O relator do caso, desembargador José Ale Ahmad Netto, destacou em seu voto que a análise sobre a existência ou não da qualificadora deve ser feita pelo Tribunal do Júri. "Do conteúdo até então presente nos autos, vê-se que a questão relativa à qualificadora do recurso que dificultou a defesa da vítima, na hipótese, deverá ser submetida à apreciação do Tribunal do Júri", diz trecho do acórdão.

O crime aconteceu há 10 meses. Jocassia, conhecida como "Jó", era inquilina de Anderson. Após o homicídio, ela foi localizada escondida em uma casa abandonada no bairro Nova Jerusalém por policiais da DHPP (Delegacia Especializada de Homicídios e Proteção à Pessoa), na manhã do dia seguinte, 9 de setembro.

Presente na primeira audiência, a mulher teve a prisão em flagrante convertida em preventiva, diante do entendimento do juiz de que o crime foi praticado com uso de faca, terminou com uma vítima morta e ainda considerando o histórico de passagens criminais da acusada. À época, o magistrado mencionou que ela demonstrava uma "personalidade voltada à reiteração delitiva".

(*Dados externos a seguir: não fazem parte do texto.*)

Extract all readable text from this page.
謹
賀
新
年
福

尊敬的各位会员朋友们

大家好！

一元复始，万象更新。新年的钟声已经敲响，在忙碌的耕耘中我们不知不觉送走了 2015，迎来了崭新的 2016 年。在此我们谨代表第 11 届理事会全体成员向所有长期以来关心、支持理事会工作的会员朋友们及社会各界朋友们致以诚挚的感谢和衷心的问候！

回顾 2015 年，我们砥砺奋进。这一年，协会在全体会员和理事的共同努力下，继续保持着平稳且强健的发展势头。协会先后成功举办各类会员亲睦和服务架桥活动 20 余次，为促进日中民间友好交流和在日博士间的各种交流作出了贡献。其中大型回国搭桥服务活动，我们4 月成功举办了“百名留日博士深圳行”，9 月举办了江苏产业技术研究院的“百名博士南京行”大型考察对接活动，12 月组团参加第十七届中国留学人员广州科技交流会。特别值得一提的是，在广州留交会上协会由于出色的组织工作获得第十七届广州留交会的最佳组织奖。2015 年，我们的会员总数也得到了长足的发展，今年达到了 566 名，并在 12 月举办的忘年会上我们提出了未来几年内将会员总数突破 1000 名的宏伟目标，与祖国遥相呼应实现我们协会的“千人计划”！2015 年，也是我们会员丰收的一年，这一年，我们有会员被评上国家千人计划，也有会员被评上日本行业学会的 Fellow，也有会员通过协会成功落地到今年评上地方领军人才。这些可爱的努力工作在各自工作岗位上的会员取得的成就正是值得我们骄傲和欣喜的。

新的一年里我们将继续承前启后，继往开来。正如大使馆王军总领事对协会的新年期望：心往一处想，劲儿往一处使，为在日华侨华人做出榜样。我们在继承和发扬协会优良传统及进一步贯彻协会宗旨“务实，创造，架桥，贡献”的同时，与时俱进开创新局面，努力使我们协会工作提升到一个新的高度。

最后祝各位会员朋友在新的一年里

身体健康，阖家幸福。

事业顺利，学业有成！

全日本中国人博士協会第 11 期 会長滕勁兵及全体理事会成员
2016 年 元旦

No julgamento do recurso, a defesa de Jocassia foi representada pela Defensoria Pública, enquanto o Ministério Público Estadual se manifestou contra a retirada da qualificadora. A promotora de Justiça argumentou que os elementos até agora colhidos apontam para a tese de que a vítima foi surpreendida e não teve chances de defesa.

Com a decisão, Jocassia continuará respondendo por homicídio duplamente qualificado e deve ser levada a júri popular. A data do julgamento ainda não foi marcada.